Martin Heidegger: Between Good and Evil
- Title page for Ein Meister aus Deutschland. Heidegger und seine Zeit (1994)
- Author: Rüdiger Safranski
- Original title: Ein Meister aus Deutschland. Heidegger und seine Zeit
- Translator: Ewald Osers
- Language: German
- Subject: Martin Heidegger
- Genre: biography
- Publisher: Carl Hanser Verlag
- Publication date: 1994
- Publication place: Germany
- Published in English: 15 April 1998
- Pages: 520
- ISBN: 978-3-446-17874-8

= Martin Heidegger: Between Good and Evil =

1994 book by Rüdiger Safranski

Martin Heidegger: Between Good and Evil (Ein Meister aus Deutschland. Heidegger und seine Zeit) is a 1994 biography of the philosopher Martin Heidegger, written by Rüdiger Safranski. It confronts Heidegger as someone who participated in a particularly German way of studying being, which Heidegger, according to Safranski, pushed further than anyone else, and where incomprehension became a deliberate feature due to a disbelief in the active human mind.
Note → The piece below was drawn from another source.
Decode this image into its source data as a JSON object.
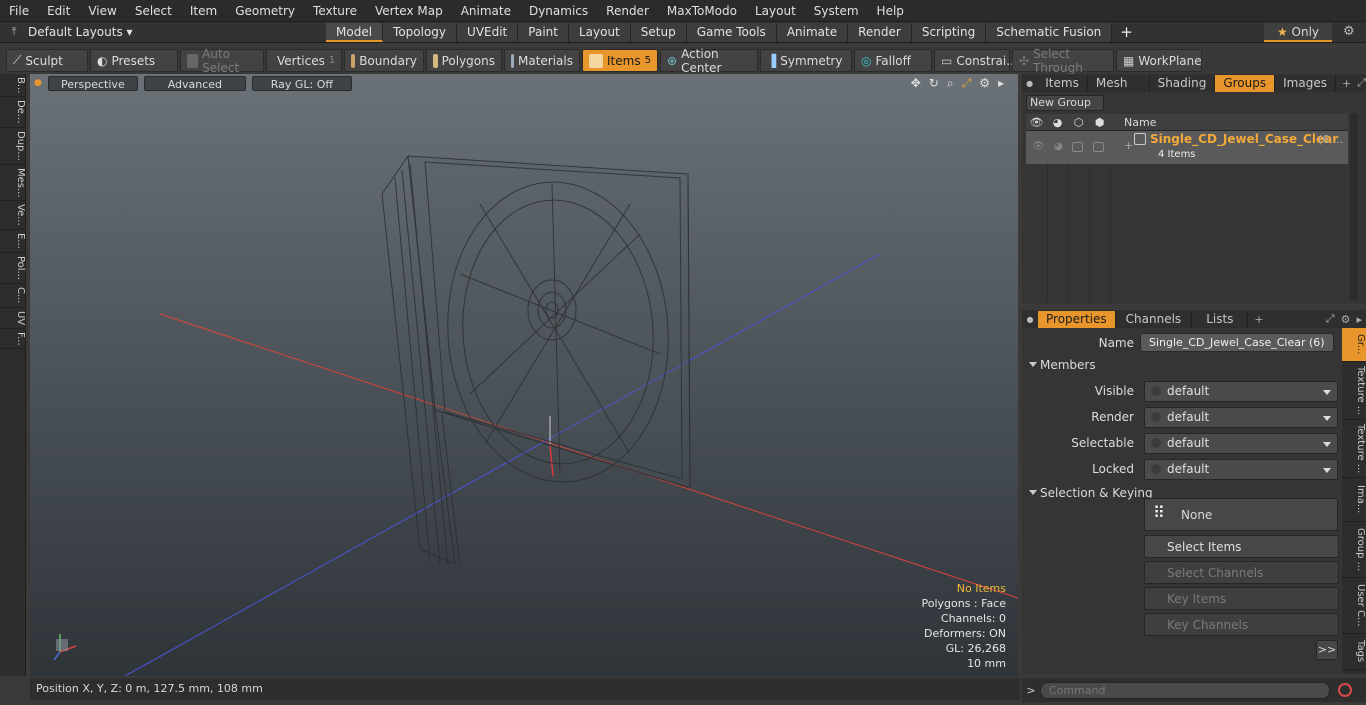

The German title, which means "A Master from Germany", is an allusion to the poem "Todesfuge" by Paul Celan.

Richard Rorty reviewed the book for The New York Times and wrote that it manages to display both Heidegger's pettiness and imaginative power. He called it "the first comprehensive biography of the man" and wrote that it supersedes books about Heidegger and Nazism by Victor Farías and Hugo Ott.